Introductory sentences for tables

Introduce tables with a complete sentence that describes the purpose of the table because not all screen readers preannounce tables. The introductory sentence can end with a colon or a period; usually a colon if it immediately precedes the table, and usually a period if there's more material (such as a note paragraph) between the introduction and the table.

Recommended: Change the environment variables to values for your deployment, as listed in the following table:

For more information, see the Tables section of the "Accessibility" page.

Table placement

  • When introducing a table, use a complete sentence and try to refer to the table's position, using a phrase like the following table or the preceding table.
  • Don't put a table in the middle of a sentence.
  • Avoid using footnotes when possible. If your table does refer to footnotes, place them immediately following the table. For more information, see Footnotes.

Table captions

If your document contains only one table, the table doesn't need a caption. However, be sure to place the table adjacent to the text that refers to it.

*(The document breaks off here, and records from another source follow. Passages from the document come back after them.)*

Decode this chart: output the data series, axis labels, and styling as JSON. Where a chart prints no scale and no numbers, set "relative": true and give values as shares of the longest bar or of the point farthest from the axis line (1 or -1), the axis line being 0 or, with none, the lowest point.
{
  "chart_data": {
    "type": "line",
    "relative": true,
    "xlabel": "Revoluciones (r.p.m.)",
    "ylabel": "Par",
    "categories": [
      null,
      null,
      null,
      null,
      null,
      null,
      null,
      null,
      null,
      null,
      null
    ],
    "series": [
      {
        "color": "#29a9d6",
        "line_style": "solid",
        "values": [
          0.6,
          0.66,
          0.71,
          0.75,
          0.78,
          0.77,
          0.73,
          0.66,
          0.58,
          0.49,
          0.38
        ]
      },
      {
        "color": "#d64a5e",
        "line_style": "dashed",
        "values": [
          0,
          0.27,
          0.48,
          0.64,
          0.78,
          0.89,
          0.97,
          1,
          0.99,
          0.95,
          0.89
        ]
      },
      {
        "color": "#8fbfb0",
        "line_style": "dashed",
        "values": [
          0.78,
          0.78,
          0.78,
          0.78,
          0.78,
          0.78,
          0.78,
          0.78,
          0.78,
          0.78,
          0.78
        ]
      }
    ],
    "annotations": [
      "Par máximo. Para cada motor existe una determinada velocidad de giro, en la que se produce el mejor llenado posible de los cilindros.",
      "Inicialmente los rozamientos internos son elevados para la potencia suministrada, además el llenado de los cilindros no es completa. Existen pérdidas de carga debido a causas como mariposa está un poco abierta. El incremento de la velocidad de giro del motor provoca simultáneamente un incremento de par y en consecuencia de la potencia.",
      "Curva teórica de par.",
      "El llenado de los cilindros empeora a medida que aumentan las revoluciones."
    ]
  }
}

If your document contains more than one table in fairly close proximity to each other, include a caption for each one, using a caption element as the first child of the table element. Start the caption with a number, in the form "<b>Table NUMBER.</b> DESCRIPTION". Use sentence case for the caption, but don't place a period at the end.

When referring to the table from text, refer to it by its number—for example, ... as shown in table 2. Do not capitalize table unless it starts a sentence.

Your site's CSS determines the styling and placement of the caption.


  <caption><b>Table 1.</b> Prehistoric birds</caption>

Table formatting

  • Don't add styling to the table element.
  • Don't apply a visual style such as a different font, font color, or background color to convey a header row or column by itself. Use the th element to semantically mark up headers in tables.
  • Don't merge cells. Don't use colspan or rowspan attributes.
  • Sort rows in a logical order, or alphabetically if there is no logical order.
  • If the table is long or complicated—for example, with multiple header rows or columns—consider splitting it into multiple tables.
  • Don't present new information in tables through images or symbols alone; always provide a descriptive alt attribute for the image or symbol. For more information, see Alt text.

Table column heads

  • Use sentence case.
  • Write concise headings and omit articles (a, an, the).
  • Don't end with punctuation, including a period, an ellipsis, or a colon.
  • Use table headings for the first column and the first row only. Use the th element.
  • Include the scope attribute as appropriate for accessibility.

Responsive tables

Where possible, use table CSS that adapts to different viewport sizes.

Where possible, avoid linking to tables; instead, refer to them by table number.